TIGTA recommended that the IRS develop processes to identify individuals claiming a General Business Credit on tax returns with unsupported and potentially erroneous claims for General Business Credits.
The IRS agreed with all of the recommendations and plans to develop a compliance strategy that considers the treatment and resources to address questionable claims. In addition, the IRS said it plans to use the strategy to determine the need for procedural changes for returns processing, revisions to forms or instructions, and any underlying programming changes to its systems.
Peggy Bogadi, commissioner of the IRS’s Wage and Investment Division, noted the most substantial finding in the report is attributable to claims for the Energy Efficient Home Credit, or EEHC.
“The Treasury Inspector General for Tax Administration suggests that some of the questionable claims may have been attributable to taxpayers mistakenly claiming the EEHC when they intended to claim the Residential Energy Credit,” she wrote in response to the report. “We agree with that assumption and believe it is supported, as noted in the report, by the finding that of the 1,956 taxpayers whose claims for tax year 2011 appear to be erroneous, only 65 of those taxpayers claimed a carryover credit on their 2012 return. We will review those claims, as well as any similar first-time claims made on 2012 returns by taxpayers not included in the 2011 analysis.”

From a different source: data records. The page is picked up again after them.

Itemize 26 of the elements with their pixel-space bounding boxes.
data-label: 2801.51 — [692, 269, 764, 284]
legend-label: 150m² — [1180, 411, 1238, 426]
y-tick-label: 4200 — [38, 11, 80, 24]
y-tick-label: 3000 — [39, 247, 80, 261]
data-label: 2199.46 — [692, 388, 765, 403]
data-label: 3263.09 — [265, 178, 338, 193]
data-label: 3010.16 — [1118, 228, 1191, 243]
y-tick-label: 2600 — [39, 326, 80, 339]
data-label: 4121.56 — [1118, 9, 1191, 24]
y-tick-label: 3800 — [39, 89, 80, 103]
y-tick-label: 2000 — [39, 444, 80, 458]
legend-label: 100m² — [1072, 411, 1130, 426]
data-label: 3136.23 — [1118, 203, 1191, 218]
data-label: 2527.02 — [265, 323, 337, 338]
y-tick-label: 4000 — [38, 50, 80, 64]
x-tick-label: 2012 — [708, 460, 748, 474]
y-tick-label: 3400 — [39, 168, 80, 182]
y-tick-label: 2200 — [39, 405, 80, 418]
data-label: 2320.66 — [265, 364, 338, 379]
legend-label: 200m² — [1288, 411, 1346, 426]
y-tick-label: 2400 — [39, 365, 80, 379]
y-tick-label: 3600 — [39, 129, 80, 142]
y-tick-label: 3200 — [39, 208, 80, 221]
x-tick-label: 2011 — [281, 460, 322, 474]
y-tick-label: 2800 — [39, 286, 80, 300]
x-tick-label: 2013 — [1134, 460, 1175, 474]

However, she disagreed with some of the measurements cited by TIGTA in the report. “We disagree with the outcome measure of $195 million attributable to the gross EEHC claimed by the 65 taxpayers who initially claimed the credit on their 2011 returns, and continued to claim a carryforward of the credit on their 2012 return,” she wrote. “The outcome measure is based on the gross amount the taxpayers calculated on Form 8908, Energy Efficient Home Credit. Although the gross credit appears to be substantially inflated, the benefit the taxpayers receive over the 20-year carryforward period is limited to actual tax liability, and may be further reduced by any alternative minimum tax liabilities. We acknowledge that, left unchallenged, the taxpayers could avoid any net tax liability over 20 years; however, the projected harm to the government is not realistic. Using the TIGTA’s example, the taxpayer, averaging an actual tax liability of $2,000 per year, would realize a benefit of only $40,000 over the duration of the 20-year carryforward period. The remaining credit of $49,960,000 would expire, unused. Assuming a flat 35 percent tax rate, the taxpayer would need to have taxable income in excess of $7.1 million dollars in each of the 20 years in order to use the full amount of the erroneous credit.
“We do agree with the $4.8 million outcome measure, which reflects the actual benefit received by the 1,956 taxpayers who were allowed the EEHC on their 2011 returns,” she added. “The remaining outcome measures are not disputed. It should be noted, however, that programming changes to correct the erroneous referrals of some returns claiming General Business Credits to the Error Resolution System are scheduled to be implemented for the 2014 filing season, thus reducing the $378,680 outcome measure by $227,208.”
An IRS spokesman also sent a separate comment on the report Wednesday to Accounting Today. “The IRS is committed to improving our processes and procedures to reduce potentially erroneous claims for general business credits,” said the IRS. “The IRS has already begun making changes designed to insure that only eligible business taxpayers receive the general business credit and that the carryover of unused credits to future tax years is within the limits set by law. As we work within a tight budget environment, our efforts include an updating to our compliance strategy, refining paper return processing procedures, and revising forms and instructions.”